I used Perforce to get the sources from a few days ago (when the running software was built). I modified the Visual Studio projects to produce .cod files (object-level listings that combine source code, machine code and assembler), and rebuilt the release build.

This produced a 74,000-line .cod file for the class that WinDbg indicated was at fault. I searched the file for "8d 4c 24 04" (the first longish value in the disassembly). There were 40 occurrences. Taking into account all of the machine code from the snippet above, there was only one place in the compiled code that matched completely:

; 418  : inline _bstr_t ICertificate::GetIssuerName ( ) {

  00000 51               push    ecx
  00001 56               push    esi
  00002 8b f1            mov     esi, ecx

; 419  :     BSTR _result = 0;
; 420  :     HRESULT _hr = get_IssuerName(&_result);

  00004 8d 4c 24 04      lea     ecx, DWORD PTR __result$[esp+8]
  00008 c7 44 24 04 00
        00 00 00         mov     DWORD PTR $T148998[esp+8], 0
  00010 8b 06            mov     eax, DWORD PTR [esi]
  00012 51               push    ecx
  00013 56               push    esi
  00014 c7 44 24 0c 00
        00 00 00         mov     DWORD PTR __result$[esp+16], 0
  0001c ff 50 28         call    DWORD PTR [eax+40]

; 421  :     if (FAILED(_hr)) _com_issue_errorex(_hr, this, __uuidof(this));

  0001f 85 c0            test    eax, eax
  00021 7d 19            jge     SHORT $L105414

While release builds are harder to debug because the optimizer scrambles code, here the optimizer helped me. Unoptimized code has more common code snippets due to inlining, while the optimizer will tend to shuffle code around, making the code more unique throughout.
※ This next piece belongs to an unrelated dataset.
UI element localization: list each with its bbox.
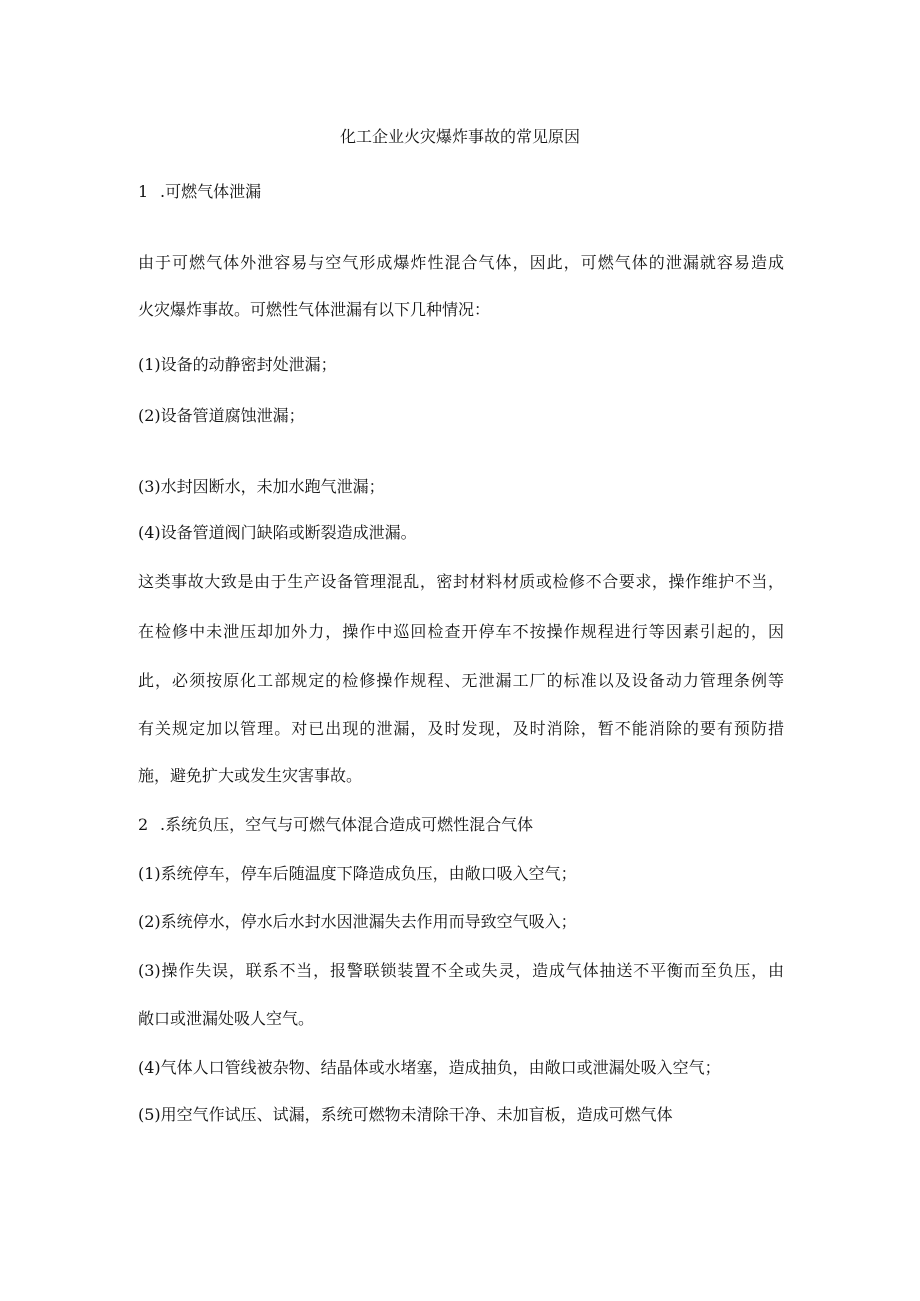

The .cod file pinpointed the routine that had failed (it wasn't the one the debugger had named). Here's where I got lucky. The routine was only called from one place, and that routine was only called from one place, and that was during shutdown, so our theory had been validated. The problem became easy to solve at that point: we were shutting down facilities that had never been started up.

There's something really satisfying about digging in and persevering to find a problem, even through "unreasonable" steps like rebuilding the whole product to be able to read the machine code. How great it is to have a bug lying dead on the floor, with a sharp knife thrust cleanly through its middle!